A trip at rush hour into Sandton is seldom something to look forward to but fortune smiled upon me as I journeyed towards the local HQ of one of the world’s largest motor manufacturers: there would be no load-shedding today.

Government and some Austrian extortion racket brought us new four lane highways with lovely shiny purple nightlights and the promise off less congestion and faster travel times for just a few Rands or Cents per kilometer. I don’t really know what it costs. I took very little interest after the first letter of demand forced it’s way into my life. Swiftly followed by letters two, three and four.

Have you noticed how the lovely letterhead is now only printed in black and white instead of the splendid colour of the first editions? The quality of paper has also been scaled back to single ply. Most of us were duped into believing the roads were being improved for the FIFA World Cup but the reality is we now have four congested lanes of traffic instead of three. We’re still just as gridlocked as before and now we are supposed to pay for it but that is a story for another day.
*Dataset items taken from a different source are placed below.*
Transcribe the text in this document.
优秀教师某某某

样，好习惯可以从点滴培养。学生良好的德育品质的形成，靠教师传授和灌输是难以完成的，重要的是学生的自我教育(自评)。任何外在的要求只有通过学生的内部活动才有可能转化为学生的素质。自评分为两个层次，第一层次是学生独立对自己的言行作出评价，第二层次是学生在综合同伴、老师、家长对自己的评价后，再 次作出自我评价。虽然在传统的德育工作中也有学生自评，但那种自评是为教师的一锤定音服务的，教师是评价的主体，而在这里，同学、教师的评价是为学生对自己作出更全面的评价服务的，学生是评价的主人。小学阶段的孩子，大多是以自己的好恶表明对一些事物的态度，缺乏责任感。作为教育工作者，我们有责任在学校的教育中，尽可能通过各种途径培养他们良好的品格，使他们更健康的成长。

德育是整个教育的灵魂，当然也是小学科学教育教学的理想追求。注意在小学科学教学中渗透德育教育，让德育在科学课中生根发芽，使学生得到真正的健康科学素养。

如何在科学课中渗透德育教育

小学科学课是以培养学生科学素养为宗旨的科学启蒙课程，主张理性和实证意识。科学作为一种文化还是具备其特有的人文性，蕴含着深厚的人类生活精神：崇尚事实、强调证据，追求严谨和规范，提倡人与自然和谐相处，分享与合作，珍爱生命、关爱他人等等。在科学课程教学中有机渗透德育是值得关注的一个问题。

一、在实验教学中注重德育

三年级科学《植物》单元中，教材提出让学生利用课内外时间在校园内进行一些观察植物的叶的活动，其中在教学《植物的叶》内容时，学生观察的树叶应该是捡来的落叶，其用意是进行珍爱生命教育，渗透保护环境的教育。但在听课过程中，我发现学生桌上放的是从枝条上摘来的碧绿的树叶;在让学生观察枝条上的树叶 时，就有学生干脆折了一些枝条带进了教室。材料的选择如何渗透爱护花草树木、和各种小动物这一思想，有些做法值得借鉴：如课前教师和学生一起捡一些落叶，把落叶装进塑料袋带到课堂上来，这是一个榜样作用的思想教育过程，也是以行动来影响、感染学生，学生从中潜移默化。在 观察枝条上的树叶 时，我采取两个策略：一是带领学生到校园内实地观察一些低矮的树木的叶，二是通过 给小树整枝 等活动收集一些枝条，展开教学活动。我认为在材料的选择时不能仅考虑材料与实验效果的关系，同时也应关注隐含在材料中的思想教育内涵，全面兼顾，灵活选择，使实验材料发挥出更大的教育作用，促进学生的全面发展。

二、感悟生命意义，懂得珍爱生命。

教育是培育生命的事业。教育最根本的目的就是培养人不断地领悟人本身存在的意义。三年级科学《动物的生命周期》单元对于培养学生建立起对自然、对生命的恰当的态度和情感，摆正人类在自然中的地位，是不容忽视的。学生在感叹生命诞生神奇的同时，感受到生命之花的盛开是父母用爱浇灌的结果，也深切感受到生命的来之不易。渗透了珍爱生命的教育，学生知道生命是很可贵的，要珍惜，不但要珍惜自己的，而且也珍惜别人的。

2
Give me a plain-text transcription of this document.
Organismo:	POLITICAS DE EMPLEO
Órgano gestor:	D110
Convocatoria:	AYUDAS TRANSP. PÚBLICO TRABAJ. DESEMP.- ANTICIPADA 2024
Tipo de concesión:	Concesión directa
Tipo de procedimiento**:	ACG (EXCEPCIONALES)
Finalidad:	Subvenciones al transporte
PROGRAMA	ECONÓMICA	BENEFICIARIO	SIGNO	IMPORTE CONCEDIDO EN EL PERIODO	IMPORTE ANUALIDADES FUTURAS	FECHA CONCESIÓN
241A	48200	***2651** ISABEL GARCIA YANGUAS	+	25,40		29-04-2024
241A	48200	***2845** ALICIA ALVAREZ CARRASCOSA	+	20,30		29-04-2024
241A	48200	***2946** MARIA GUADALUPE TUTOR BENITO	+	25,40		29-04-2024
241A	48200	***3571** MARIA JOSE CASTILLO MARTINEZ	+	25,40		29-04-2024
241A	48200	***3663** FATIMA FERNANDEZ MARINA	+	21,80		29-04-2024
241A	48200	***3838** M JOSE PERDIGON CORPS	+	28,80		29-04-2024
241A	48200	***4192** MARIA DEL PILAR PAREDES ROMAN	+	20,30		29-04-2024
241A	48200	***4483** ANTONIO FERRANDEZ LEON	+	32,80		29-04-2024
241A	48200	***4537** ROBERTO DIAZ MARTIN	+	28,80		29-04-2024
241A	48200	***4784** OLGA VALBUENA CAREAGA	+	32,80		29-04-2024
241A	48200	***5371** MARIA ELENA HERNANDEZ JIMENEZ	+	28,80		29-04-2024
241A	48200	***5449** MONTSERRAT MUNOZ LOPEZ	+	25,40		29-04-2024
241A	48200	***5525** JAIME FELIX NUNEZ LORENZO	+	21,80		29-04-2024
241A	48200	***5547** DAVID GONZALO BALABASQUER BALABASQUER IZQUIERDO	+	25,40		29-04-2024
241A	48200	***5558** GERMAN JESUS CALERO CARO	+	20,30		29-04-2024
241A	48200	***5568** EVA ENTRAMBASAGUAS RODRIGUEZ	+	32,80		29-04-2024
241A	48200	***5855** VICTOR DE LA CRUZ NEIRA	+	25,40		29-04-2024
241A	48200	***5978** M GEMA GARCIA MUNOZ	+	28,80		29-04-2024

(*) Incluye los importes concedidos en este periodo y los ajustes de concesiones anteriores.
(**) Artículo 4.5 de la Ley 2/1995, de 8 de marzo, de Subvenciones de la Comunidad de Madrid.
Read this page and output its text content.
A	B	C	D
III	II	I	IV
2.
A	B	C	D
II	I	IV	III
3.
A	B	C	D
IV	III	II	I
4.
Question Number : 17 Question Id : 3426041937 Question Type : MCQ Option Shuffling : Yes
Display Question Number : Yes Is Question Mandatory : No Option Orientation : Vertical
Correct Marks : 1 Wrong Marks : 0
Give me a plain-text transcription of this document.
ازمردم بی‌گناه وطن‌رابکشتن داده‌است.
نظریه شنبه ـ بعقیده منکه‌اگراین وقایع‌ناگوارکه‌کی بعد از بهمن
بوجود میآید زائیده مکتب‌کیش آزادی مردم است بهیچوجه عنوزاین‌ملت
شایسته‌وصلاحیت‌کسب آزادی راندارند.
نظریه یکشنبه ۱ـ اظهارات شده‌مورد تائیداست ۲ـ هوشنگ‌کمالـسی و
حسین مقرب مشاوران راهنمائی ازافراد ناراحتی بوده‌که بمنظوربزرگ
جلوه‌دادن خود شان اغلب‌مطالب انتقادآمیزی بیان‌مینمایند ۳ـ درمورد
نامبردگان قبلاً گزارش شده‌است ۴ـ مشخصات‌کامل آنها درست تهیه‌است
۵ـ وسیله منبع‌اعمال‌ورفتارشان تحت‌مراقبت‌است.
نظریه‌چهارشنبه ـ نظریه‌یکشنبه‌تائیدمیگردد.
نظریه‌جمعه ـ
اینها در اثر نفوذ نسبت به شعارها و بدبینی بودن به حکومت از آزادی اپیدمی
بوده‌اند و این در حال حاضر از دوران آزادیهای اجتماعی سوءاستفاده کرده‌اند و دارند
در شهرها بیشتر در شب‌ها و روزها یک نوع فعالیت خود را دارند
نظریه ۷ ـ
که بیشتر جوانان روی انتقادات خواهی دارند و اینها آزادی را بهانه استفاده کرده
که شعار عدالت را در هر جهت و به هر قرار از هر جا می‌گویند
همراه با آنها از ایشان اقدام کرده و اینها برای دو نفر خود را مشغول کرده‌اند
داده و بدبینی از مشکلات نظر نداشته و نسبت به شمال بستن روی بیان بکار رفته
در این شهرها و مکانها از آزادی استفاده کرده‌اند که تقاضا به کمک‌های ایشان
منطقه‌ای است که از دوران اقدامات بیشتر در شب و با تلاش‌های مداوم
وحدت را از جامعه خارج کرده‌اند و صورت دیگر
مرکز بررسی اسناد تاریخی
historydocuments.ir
On this short trip to Wesco Park I passed several people chatting away on their mobile phones. Most blissfully oblivious to their surroundings. Some just merrily drifting along in the second fast lane, old middle lane to you and me. One lady was applying her make-up, gently moving into the adjoining lane until prompted to look up by the sharp tone of the hooter to her left.

At one stage there were three trucks abreast of each other and some obnoxious person daydreaming about sunny holidays in the fast lane doing fifty-three in their blue Polo while the rest of the world was having an impromptu meeting behind the four of them. I suddenly had insight into the domain of road rage. Luckily the truck in the second middle lane, the one next to the fast lane, managed to overtake the cement truck in the other middle lane and moved ahead of it. Everyone else then zoomed past the cement truck and flashed an angry look and various hand motions at the chap lost in his thoughts.

I looked back to see if the blue Polo became aware of the error of his ways but he was still dragging his heels in the fast lane as he faded into the distance in my rear-view mirror. Researchers in the United Kingdom claim that slothful driving in the incorrect lane results in a third of motorway capacity being wasted causing congestion and inconvenience to other drivers.

Researchers claim the problem results in a third of motorway capacity being wasted, causing congestion and traffic delays.

A third.

Think of a pizza. Four seasons with pepperoni, salami, olives, artichoke, two types of cheese.Cut into six pieces with one of those roller cutters. Now take two slices and throw them away.
You’re still paying for them but you can’t eat them.

Just imagine if we didn’t waste so much road space. We could make do with three lanes. No need for two middle lanes, fancy purple nightlights, Austrians or Government’s highway robbery.

So people, for the love of pizza obey the rule of the road, keep left, pass right.